Advancement in our understanding of what drives success in the software engineering field has led to the rise of iterative software development, which emphasizes close, cross-functional collaboration, and a process of continuous feedback. Engineers must attend first and foremost to the user and their human experience of the software. Clearly, people skills like leadership and stakeholder management are key.
Fuel50 conducted a Big Data analysis of Software Engineer roles across Europe, and found:
- Leadership skills are less commonly mentioned than 9 other soft skills. It is statistically insignificant compared to other priorities like, being “self-motivated”, “problem solving”, being “success driven” and even “curiosity”.
- Any skills to do with stakeholder management are listed 10th among just professional skills, below even dubious needs like “finance”.
These important soft skills are further buried below a long shopping list of technical skills, so if you use unsupervised, Big Data-driven AI to crowd-source a list of skills for a Senior Software Engineer, the most crucial people skills will have no chance of featuring.
So, relying on Big Data alone risks amplifying outdated and often problematic norms in your organization and undermining the very indicators of success which you set out to improve.
So, what should the savvy purchaser of a Career Architecture system do, to avoid the pitfalls of Big Data?
When considering adopting any Big Data-driven product for your organization, always ask how human experts collaborate with the Artificial Intelligence to ensure that the harmful biases in Big Data will be addressed.

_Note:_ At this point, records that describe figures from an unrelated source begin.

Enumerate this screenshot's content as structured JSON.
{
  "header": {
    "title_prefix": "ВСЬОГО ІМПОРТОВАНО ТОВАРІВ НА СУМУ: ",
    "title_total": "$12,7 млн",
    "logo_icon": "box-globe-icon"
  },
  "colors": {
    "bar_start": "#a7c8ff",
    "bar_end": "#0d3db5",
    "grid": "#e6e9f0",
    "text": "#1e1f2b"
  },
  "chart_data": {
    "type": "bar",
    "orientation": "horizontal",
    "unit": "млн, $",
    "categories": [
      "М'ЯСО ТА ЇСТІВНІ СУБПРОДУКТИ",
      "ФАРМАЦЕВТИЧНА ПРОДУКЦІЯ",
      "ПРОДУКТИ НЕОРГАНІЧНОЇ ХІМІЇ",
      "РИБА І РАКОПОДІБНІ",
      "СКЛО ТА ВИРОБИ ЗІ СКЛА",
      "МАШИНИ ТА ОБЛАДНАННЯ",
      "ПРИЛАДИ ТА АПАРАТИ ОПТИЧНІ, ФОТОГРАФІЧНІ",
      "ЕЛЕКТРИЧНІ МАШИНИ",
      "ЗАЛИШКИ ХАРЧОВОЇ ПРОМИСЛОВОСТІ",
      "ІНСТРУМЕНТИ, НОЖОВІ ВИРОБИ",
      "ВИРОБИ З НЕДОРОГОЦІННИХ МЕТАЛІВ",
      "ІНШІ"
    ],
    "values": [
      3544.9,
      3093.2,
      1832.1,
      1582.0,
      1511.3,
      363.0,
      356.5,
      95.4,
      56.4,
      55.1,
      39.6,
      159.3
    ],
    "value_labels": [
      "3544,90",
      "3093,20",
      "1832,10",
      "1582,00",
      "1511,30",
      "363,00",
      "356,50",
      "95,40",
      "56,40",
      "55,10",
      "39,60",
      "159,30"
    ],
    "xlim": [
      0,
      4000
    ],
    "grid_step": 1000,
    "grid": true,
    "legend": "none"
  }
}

Fuel50’s workforce psychologists and expert AI trainers recognize that bias can arise not only from the wording or “form” of skills, but also the way they are combined into one role. Our trainers monitor for systematic bias and our AI-driven content and profiles are generated in a way that ensures they actively promote diversity, inclusion, and appropriate soft skills, tailored to the business functions and your organization’s values.
Our human experts work collaboratively with Artificially Intelligent agents to find and review trending skills in Big Data, while ensuring problematic norms are avoided to prevent these from influencing Fuel50’s cloud.
This enables to provide the automation benefits of Artificial Intelligence and Big Data, along with industry-leading role profile design and excellence in diversity, equity, and inclusion.
When considering adopting any Big Data-driven product for your organization, always ask about how human experts collaborate with Artificial Intelligence to ensure that the harmful biases in Big Data will be addressed. This will help mitigate the negative impact of bias and will support HR teams and programs that include diversity, equity, and inclusion in their development.